Dismissing this company is quickly proving to be a mistake, however.
It’s been obscured by more dramatic headlines in the meantime, but Bed Bath & Beyond is slowly but surely rebuilding itself into something better. In early October, the company reported same-store sales growth of 6% for the three-month stretch ending in August, despite the challenges imposed by the coronavirus at the time.
Granted, its stores were credited with playing their part in the 89% year-over-year improvement in online sales, which would have otherwise fallen by 12%. That doesn’t change the fact that Tritton has clearly found a way to connect with consumers at a time when doing so is proving particularly difficult.
Investors will simply want to keep their eyes and ears open for the retailer’s news releases, which have been coming every few days. One of them could speak volumes about the quality of the turnaround underway.
Finally, add Walmart to your list of retailers to keep tabs on this month.
Like Kohl’s, Walmart will report Q3 earnings on Nov. 17 for the three months ending in October, a period in which the world (somewhat) transitioned away from coronavirus-related challenges and moved back toward normal. The report will be an early glimpse into what may be in store for the all-important holiday season.
The big numbers everyone should be watching will of course be Walmart’s same-store sales for the U.S. and overall e-commerce growth.
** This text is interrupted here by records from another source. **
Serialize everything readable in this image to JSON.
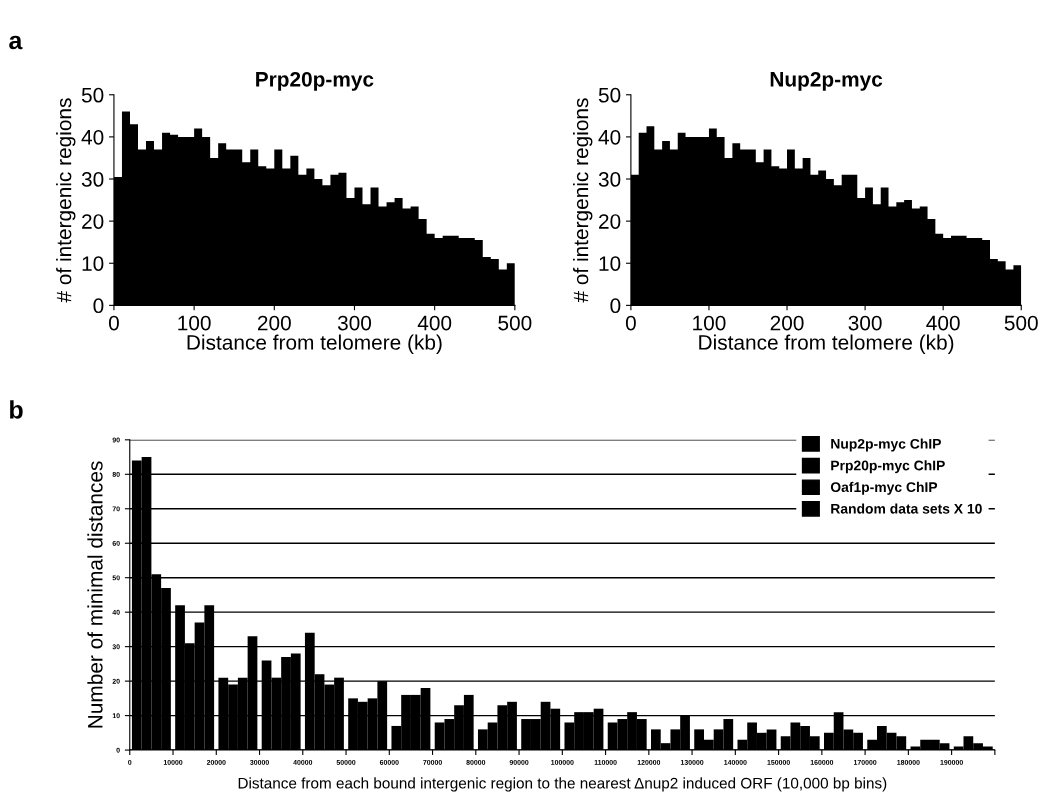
{
  "chart_data": [
    {
      "type": "histogram",
      "title": "Prp20p-myc",
      "xlabel": "Distance from telomere (kb)",
      "ylabel": "# of intergenic regions",
      "annotations": [
        "a"
      ],
      "bins": [
        0,
        10,
        20,
        30,
        40,
        50,
        60,
        70,
        80,
        90,
        100,
        110,
        120,
        130,
        140,
        150,
        160,
        170,
        180,
        190,
        200,
        210,
        220,
        230,
        240,
        250,
        260,
        270,
        280,
        290,
        300,
        310,
        320,
        330,
        340,
        350,
        360,
        370,
        380,
        390,
        400,
        410,
        420,
        430,
        440,
        450,
        460,
        470,
        480,
        490,
        500
      ],
      "values": [
        30.5,
        46,
        43,
        37,
        39,
        37,
        41,
        40.5,
        40,
        40,
        42,
        40,
        35,
        38.5,
        37,
        37,
        34,
        37,
        33,
        32.5,
        37,
        32.5,
        35.5,
        31,
        32.5,
        30,
        28.5,
        31,
        31.5,
        25.5,
        28,
        24,
        28,
        23.5,
        24.5,
        25.5,
        23,
        23.5,
        20.5,
        17,
        16,
        16.5,
        16.5,
        16,
        16,
        15.5,
        11.5,
        11,
        8.5,
        10
      ],
      "color": "#000000",
      "xlim": [
        0,
        500
      ],
      "ylim": [
        0,
        50
      ],
      "xticks": [
        0,
        100,
        200,
        300,
        400,
        500
      ],
      "yticks": [
        0,
        10,
        20,
        30,
        40,
        50
      ]
    },
    {
      "type": "histogram",
      "title": "Nup2p-myc",
      "xlabel": "Distance from telomere (kb)",
      "ylabel": "# of intergenic regions",
      "bins": [
        0,
        10,
        20,
        30,
        40,
        50,
        60,
        70,
        80,
        90,
        100,
        110,
        120,
        130,
        140,
        150,
        160,
        170,
        180,
        190,
        200,
        210,
        220,
        230,
        240,
        250,
        260,
        270,
        280,
        290,
        300,
        310,
        320,
        330,
        340,
        350,
        360,
        370,
        380,
        390,
        400,
        410,
        420,
        430,
        440,
        450,
        460,
        470,
        480,
        490,
        500
      ],
      "values": [
        31,
        41,
        42.5,
        37,
        39,
        37,
        41,
        40,
        40,
        40,
        42,
        40,
        35,
        38.5,
        37,
        37,
        34,
        37,
        33,
        32.5,
        37,
        32.5,
        35,
        31,
        32,
        30,
        28.5,
        31,
        31,
        25.5,
        28,
        24,
        28,
        23.5,
        24.5,
        25,
        23,
        23.5,
        20.5,
        17,
        16,
        16.5,
        16.5,
        16,
        16,
        15.5,
        11,
        10.5,
        8.5,
        9.5
      ],
      "color": "#000000",
      "xlim": [
        0,
        500
      ],
      "ylim": [
        0,
        50
      ],
      "xticks": [
        0,
        100,
        200,
        300,
        400,
        500
      ],
      "yticks": [
        0,
        10,
        20,
        30,
        40,
        50
      ]
    },
    {
      "type": "bar",
      "xlabel": "Distance from each bound intergenic region to the nearest Δnup2 induced ORF (10,000 bp bins)",
      "ylabel": "Number of minimal distances",
      "annotations": [
        "b"
      ],
      "x": [
        5000,
        15000,
        25000,
        35000,
        45000,
        55000,
        65000,
        75000,
        85000,
        95000,
        105000,
        115000,
        125000,
        135000,
        145000,
        155000,
        165000,
        175000,
        185000,
        195000
      ],
      "series": [
        {
          "name": "Nup2p-myc ChIP",
          "color": "#000000",
          "values": [
            84,
            42,
            21,
            26,
            34,
            15,
            7,
            8,
            6,
            9,
            8,
            8,
            6,
            6,
            3,
            4,
            5,
            3,
            1,
            1
          ]
        },
        {
          "name": "Prp20p-myc ChIP",
          "color": "#000000",
          "values": [
            85,
            31,
            19,
            21,
            22,
            14,
            16,
            9,
            8,
            9,
            11,
            9,
            2,
            3,
            8,
            8,
            11,
            7,
            3,
            4
          ]
        },
        {
          "name": "Oaf1p-myc ChIP",
          "color": "#000000",
          "values": [
            51,
            37,
            21,
            27,
            19,
            15,
            16,
            13,
            13,
            14,
            11,
            11,
            6,
            6,
            5,
            7,
            6,
            5,
            3,
            2
          ]
        },
        {
          "name": "Random data sets X 10",
          "color": "#000000",
          "values": [
            47,
            42,
            33,
            28,
            21,
            20,
            18,
            16,
            14,
            12,
            12,
            9,
            10,
            9,
            6,
            4,
            5,
            4,
            2,
            1
          ]
        }
      ],
      "xlim": [
        0,
        200000
      ],
      "ylim": [
        0,
        90
      ],
      "xticks": [
        0,
        10000,
        20000,
        30000,
        40000,
        50000,
        60000,
        70000,
        80000,
        90000,
        100000,
        110000,
        120000,
        130000,
        140000,
        150000,
        160000,
        170000,
        180000,
        190000,
        {
          "value": 200000,
          "label": null
        }
      ],
      "yticks": [
        0,
        10,
        20,
        30,
        40,
        50,
        60,
        70,
        80,
        90
      ],
      "grid": "y",
      "legend": "top right"
    }
  ]
}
During the second quarter, the former grew 9.3%, while the latter was up 97% year over year. Adjusted operating income grew 18.6% on an overall 5.6% increase in companywide revenue.
Those are tough numbers to follow, and failing to match or exceed them won’t necessarily indicate problems abound. On the other hand, Walmart has proven to be a pillar of consumer assistance in this difficult environment. A survey by Gordon Haskett Research Advisors indicates Walmart was the choice for 58% of new online grocery shoppers, and Global Data reported that 68% of shoppers will use curbside pickup in the future.
Considering the retailer is still in the early part of its journey up this learning curve, this piece of Walmart’s business still has great growth potential.